Make a contour or gesture drawing of your still life, be mindful to fill the page. Vary your line quality. Hold the pencil in different ways. Show me what you learned in this challenge and do the very best work that you can. Here are some Portfolio Quality Drawing Examples: Contour & Gesture
Reflection & Revision
Look over your drawings and see if there are some small revisions you can make that will improve your drawings. Find a place to keep your drawings.

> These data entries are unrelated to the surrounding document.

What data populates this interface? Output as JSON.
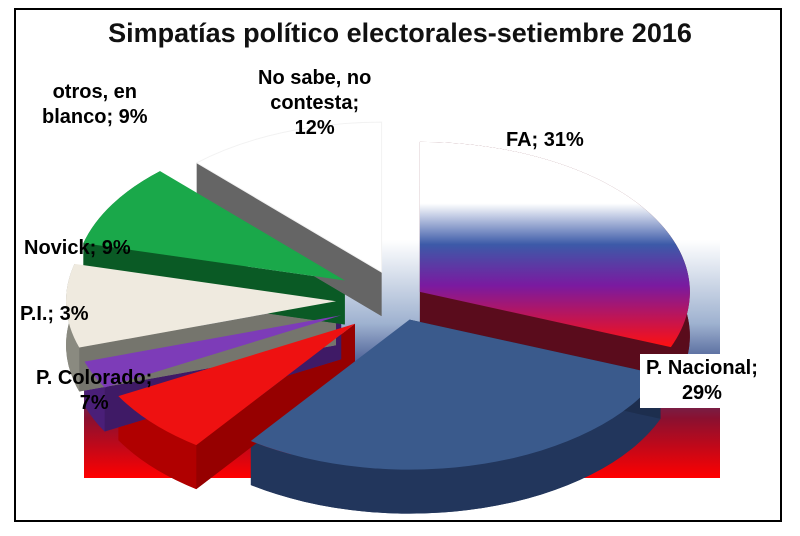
{
  "chart_data": {
    "type": "pie",
    "title": "Simpatías político electorales-setiembre 2016",
    "slices": [
      {
        "label": "FA",
        "value": 31,
        "display": "FA; 31%",
        "color": "#7b1a3a"
      },
      {
        "label": "P. Nacional",
        "value": 29,
        "display_lines": [
          "P. Nacional;",
          "29%"
        ],
        "color": "#3a5a8c"
      },
      {
        "label": "P. Colorado",
        "value": 7,
        "display_lines": [
          "P. Colorado;",
          "7%"
        ],
        "color": "#ee1111"
      },
      {
        "label": "P.I.",
        "value": 3,
        "display": "P.I.; 3%",
        "color": "#7d3cb8"
      },
      {
        "label": "Novick",
        "value": 9,
        "display": "Novick; 9%",
        "color": "#efeadf"
      },
      {
        "label": "otros, en blanco",
        "value": 9,
        "display_lines": [
          "otros, en",
          "blanco; 9%"
        ],
        "color": "#1aa84a"
      },
      {
        "label": "No sabe, no contesta",
        "value": 12,
        "display_lines": [
          "No sabe, no",
          "contesta;",
          "12%"
        ],
        "color": "#ffffff"
      }
    ],
    "legend": "none"
  }
}
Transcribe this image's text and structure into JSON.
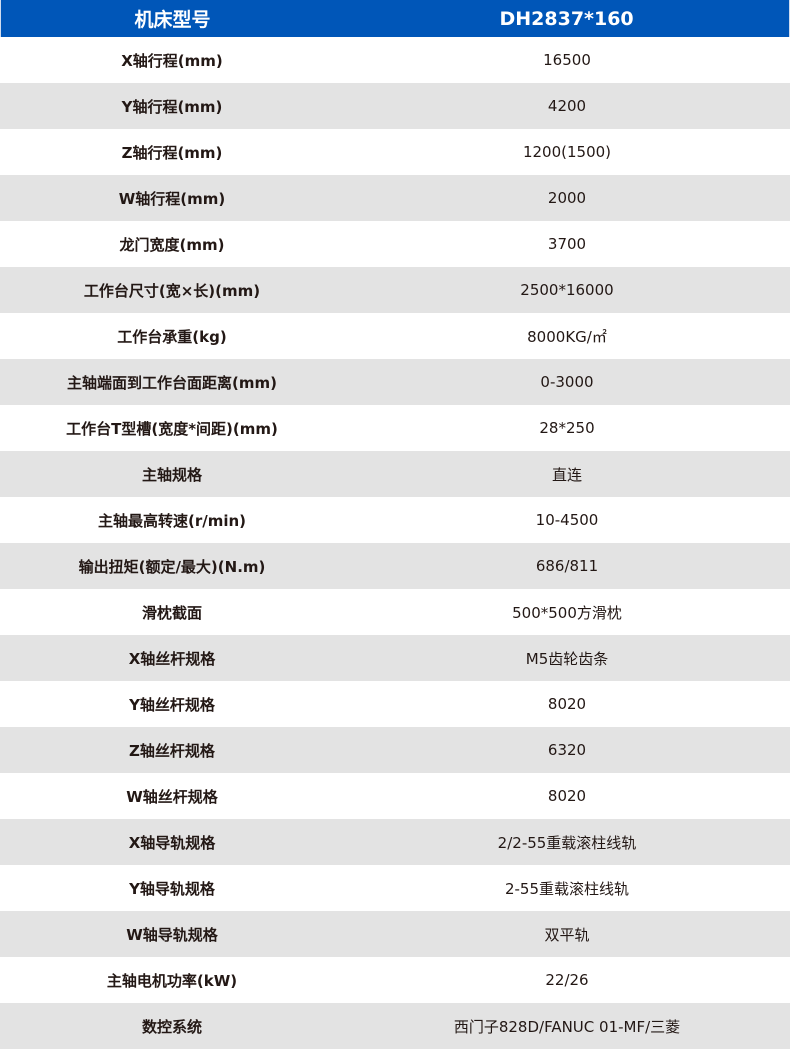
{
  "header": {
    "label": "机床型号",
    "value": "DH2837*160"
  },
  "rows": [
    {
      "label": "X轴行程(mm)",
      "value": "16500"
    },
    {
      "label": "Y轴行程(mm)",
      "value": "4200"
    },
    {
      "label": "Z轴行程(mm)",
      "value": "1200(1500)"
    },
    {
      "label": "W轴行程(mm)",
      "value": "2000"
    },
    {
      "label": "龙门宽度(mm)",
      "value": "3700"
    },
    {
      "label": "工作台尺寸(宽×长)(mm)",
      "value": "2500*16000"
    },
    {
      "label": "工作台承重(kg)",
      "value": "8000KG/㎡"
    },
    {
      "label": "主轴端面到工作台面距离(mm)",
      "value": "0-3000"
    },
    {
      "label": "工作台T型槽(宽度*间距)(mm)",
      "value": "28*250"
    },
    {
      "label": "主轴规格",
      "value": "直连"
    },
    {
      "label": "主轴最高转速(r/min)",
      "value": "10-4500"
    },
    {
      "label": "输出扭矩(额定/最大)(N.m)",
      "value": "686/811"
    },
    {
      "label": "滑枕截面",
      "value": "500*500方滑枕"
    },
    {
      "label": "X轴丝杆规格",
      "value": "M5齿轮齿条"
    },
    {
      "label": "Y轴丝杆规格",
      "value": "8020"
    },
    {
      "label": "Z轴丝杆规格",
      "value": "6320"
    },
    {
      "label": "W轴丝杆规格",
      "value": "8020"
    },
    {
      "label": "X轴导轨规格",
      "value": "2/2-55重载滚柱线轨"
    },
    {
      "label": "Y轴导轨规格",
      "value": "2-55重载滚柱线轨"
    },
    {
      "label": "W轴导轨规格",
      "value": "双平轨"
    },
    {
      "label": "主轴电机功率(kW)",
      "value": "22/26"
    },
    {
      "label": "数控系统",
      "value": "西门子828D/FANUC 01-MF/三菱"
    }
  ]
}
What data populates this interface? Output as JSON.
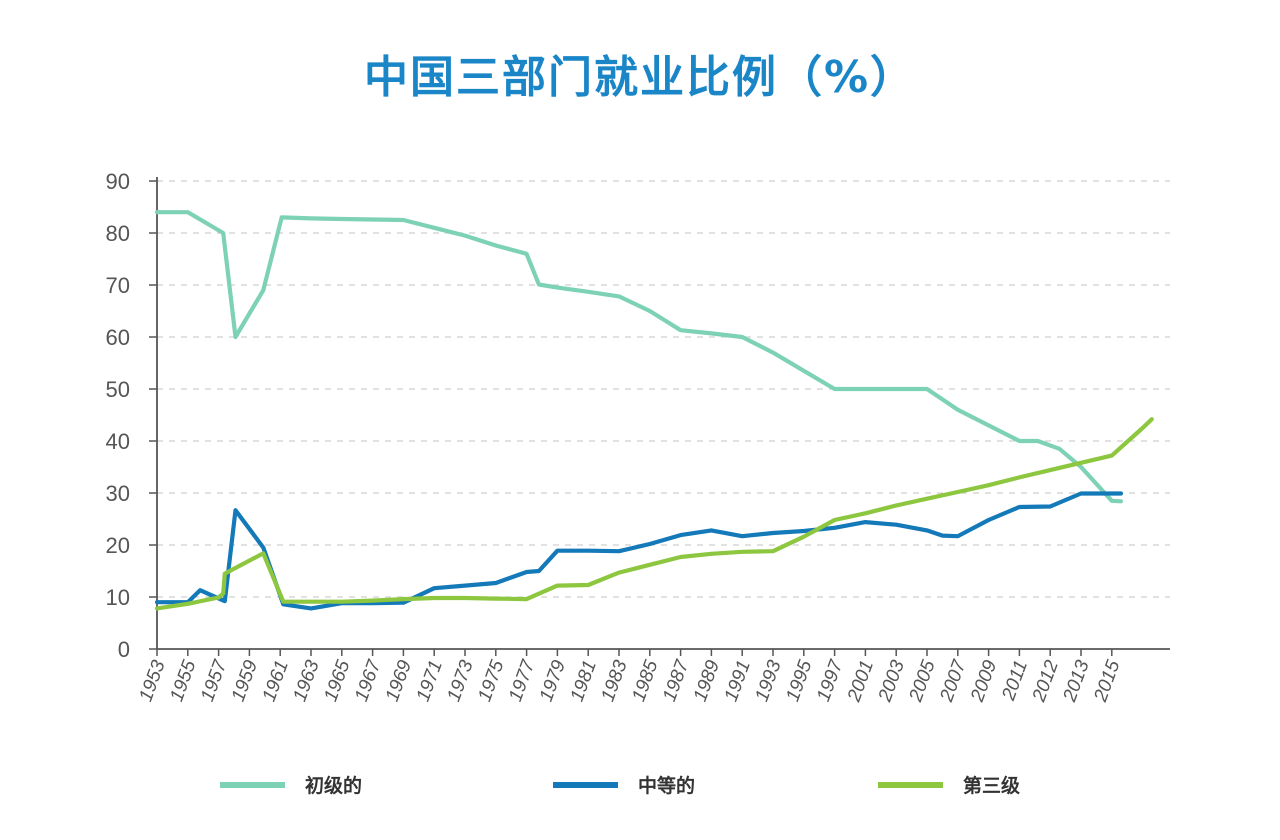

Watch and draw along with the video, or follow the written instructions, whatever works for you.
Blind Contour Drawing
Look around and find a complex object to draw. Simple objects don't work as well as, say a plant, an ironing board and iron, a comfy chair and pillow. Step 1: Practice drawing along with the blind contour drawing video (left.) Step 2: Set yourself up in front of a mirror with a pencil and paper if you want to try a self portrait, or set up an interesting object. Really look at your object or image in the mirror and decide where you will start your drawing. Look at your paper and decide where to start your pencil on the page. Step 3: set your pencil on the page and draw excruciatingly slowly, while you look deeply at your image and move your pencil along without looking at the paper. If you go off the edge, just look at the paper briefly , reset your pencil, and keep going. You may get a good drawing on your first try, but I usually have to do 2 or 3 before I get one I'm happy with.
Continuous Line Drawing
Try a pair of shoes, gloves, cup and saucer, your hand, or other fun subjects. This process is similar to blind contour drawing in that your pencil never leaves the page and you are looking deeply at what you are drawing, but in continuous line drawing you can look at the paper, and you do more than just the outline of your subject, you draw all of the lines that you see by doubling back on your single line. You are looking for a finished drawing that seems to add significance to an ordinary object because of the way you drew it. Apply light and heavy pressure as you draw to get more variety in your line. Try two or three different subjects and submit your best one.